Резкость тона несколько покоробила Журдана. Стоя к учителю боком, Генё смотрел на него искоса, с хмурым и недоверчивым видом. Молодому преподавателю словесности почудилась в этом взгляде органическая неприязнь, намек на которую ему случалось улавливать и прежде. Но тут, спохватившись, Генё смягчил свой взгляд и даже попытался улыбнуться. По правде говоря, никакой неприязни к гостю он не питал. Напротив, восхищался его образованностью, начитанностью, преданностью делу, ему даже льстили дружба с этим молодым человеком и его доверие. И все-таки он не мог перешагнуть разделявший их барьер и относился к нему неоднозначно. В молодом учителе, пришедшем к коммунистическим убеждениям через книги, он чувствовал нечто препятствующее их сближению — за неимением более подходящего слова он называл это школярством. В искренности и бескорыстии этого двадцатисемилетнего парня из семьи мелких парижских лавочников, наверняка маменькиного сынка, сомневаться не приходилось, однако трудно было отделаться от впечатления, что коммунизм остается для него пусть серьезной, но все же игрой, этаким конструктором для посвященных. Не похоже было, чтобы склонность к умственным построениям и марксистская эрудиция, которой Генё по-товарищески завидовал, хоть как-то пересекались у него с жизненным опытом. Ощущение этого несоответствия и не давало покоя Генё, пока он слушал, как Журдан, все больше и больше вдохновляясь, покровительственным тоном и цветистым слогом литературных обозрений разглагольствовал о трудящихся. В его речах рабочий класс выглядел этаким тысяченогим божеством, предстающим одновременно вереницей святых мучеников, армией взыскующих подвига странствующих рыцарей в рубище и процессией розовозадых архангелов. В такие минуты Генё от злости так и подмывало влепить Журдану затрещину.

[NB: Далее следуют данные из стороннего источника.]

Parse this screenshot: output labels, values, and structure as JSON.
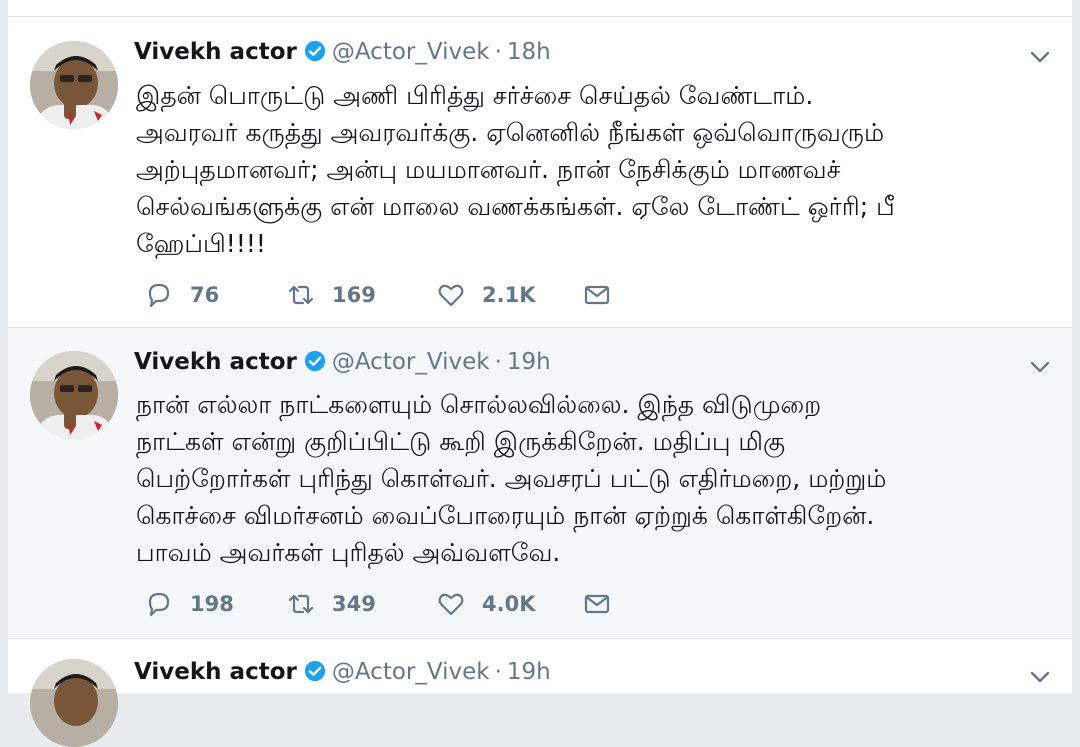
{
  "tweets": [
    {
      "name": "Vivekh actor",
      "handle": "@Actor_Vivek",
      "separator": "·",
      "time": "18h",
      "text": "இதன் பொருட்டு அணி பிரித்து சர்ச்சை செய்தல் வேண்டாம்.\nஅவரவர் கருத்து அவரவர்க்கு. ஏனெனில் நீங்கள் ஒவ்வொருவரும்\nஅற்புதமானவர்; அன்பு மயமானவர். நான்  நேசிக்கும் மாணவச்\nசெல்வங்களுக்கு  என் மாலை வணக்கங்கள். ஏலே டோண்ட் ஒர்ரி; பீ\nஹேப்பி!!!!",
      "replies": "76",
      "retweets": "169",
      "likes": "2.1K"
    },
    {
      "name": "Vivekh actor",
      "handle": "@Actor_Vivek",
      "separator": "·",
      "time": "19h",
      "text": "நான் எல்லா நாட்களையும் சொல்லவில்லை. இந்த விடுமுறை\nநாட்கள் என்று குறிப்பிட்டு கூறி இருக்கிறேன். மதிப்பு மிகு\nபெற்றோர்கள் புரிந்து கொள்வர். அவசரப் பட்டு எதிர்மறை, மற்றும்\nகொச்சை விமர்சனம் வைப்போரையும் நான் ஏற்றுக் கொள்கிறேன்.\nபாவம் அவர்கள் புரிதல் அவ்வளவே.",
      "replies": "198",
      "retweets": "349",
      "likes": "4.0K"
    },
    {
      "name": "Vivekh actor",
      "handle": "@Actor_Vivek",
      "separator": "·",
      "time": "19h"
    }
  ],
  "colors": {
    "text": "#14171a",
    "muted": "#657786",
    "verified": "#1da1f2",
    "hover_bg": "#f5f8fa",
    "page_bg": "#e6ecf0"
  },
  "icons": {
    "verified": "verified-badge-icon",
    "menu": "chevron-down-icon",
    "reply": "reply-icon",
    "retweet": "retweet-icon",
    "like": "heart-icon",
    "dm": "envelope-icon"
  }
}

— Ты, никак, расстроился, — заметил учитель.

— Я? С чего бы это мне расстраиваться? То, что творится у Аршамбо, меня совершенно не касается. И все-таки, чтобы Ватрен спал с девчонкой, — тут ты хватил лишку. Это всего лишь твои домыслы.

— Разумеется, я не застал их в момент совокупления, но ведь налицо безошибочные признаки. К тому же, повторяю, логически…

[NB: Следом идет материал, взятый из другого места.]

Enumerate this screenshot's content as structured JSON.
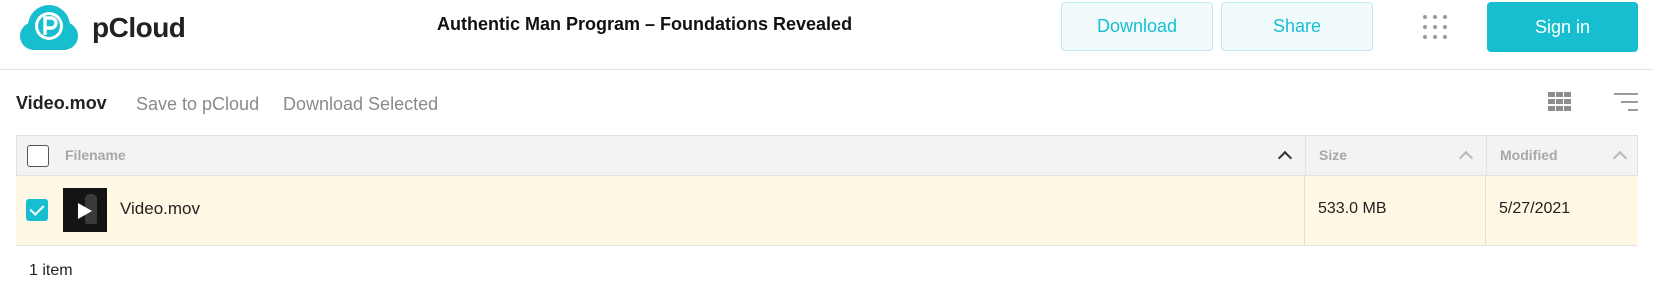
{
  "app": {
    "logo_text": "pCloud",
    "logo_icon": "pcloud-cloud-logo",
    "document_title": "Authentic Man Program – Foundations Revealed",
    "accent_color": "#17bed0"
  },
  "header": {
    "download_label": "Download",
    "share_label": "Share",
    "apps_icon": "grid-dots-icon",
    "signin_label": "Sign in"
  },
  "toolbar": {
    "title": "Video.mov",
    "save_label": "Save to pCloud",
    "download_selected_label": "Download Selected",
    "view_icon": "grid-view-icon",
    "sort_icon": "sort-icon"
  },
  "table": {
    "columns": {
      "filename": "Filename",
      "size": "Size",
      "modified": "Modified"
    },
    "rows": [
      {
        "selected": true,
        "name": "Video.mov",
        "size": "533.0 MB",
        "modified": "5/27/2021",
        "thumbnail": "video-thumbnail"
      }
    ]
  },
  "footer": {
    "item_count": "1 item"
  }
}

— Да-да, знаю, — нетерпеливо перебил его Генё. — Во-первых, во-вторых, в-третьих. Но девушку ты знаешь? Ты хоть видел ее?

— Я хорошо знаю ее брата — он в моем классе. Ее я знаю меньше, но несколько раз видел. Ну и что?

— Парень-то балбес, но на его сестру достаточно взглянуть… В ней есть что-то… Она…

Генё сделал неопределенный жест и бессильно умолк.

— Я понимаю, что ты хочешь сказать, — подхватил Журдан. — По ее виду не похоже, что она способна спать с Ватреном. Если выражаться салонным языком, у нее есть душа, прелестная невинная душа, которая отражается в ее личике. Ну так вот, меня не проведешь. Во-первых, ни ты, ни я не верим в существование души. Во-вторых…

— Кончай, хватит. Не будем больше об этом говорить. Осточертело.

Генё принялся расхаживать по комнате. Проходя мимо одного из ящиков, служивших сиденьем, он пнул его ногой.

— Как ты разнервничался, — удивился Журдан. — Обычно такой спокойный…

— Ты прав. Меня взбесила эта история с Рошаром. Кстати, поговорим-ка лучше об этом. Надо что-то решать. После обеда я заходил в жандармерию. Все, что рассказывал Леопольд, — чистая правда, и Рошар, на мой взгляд, совершил серьезный проступок. До сих пор он всего лишь чрезмерно усердствовал. Теперь он перешел всякие границы. Согласен?

— Что ж, возможно.

— Рошар не из тех, на кого можно положиться. Он вообще с придурью. Верно?

— Я недостаточно хорошо его знаю, чтобы составить какое-то мнение.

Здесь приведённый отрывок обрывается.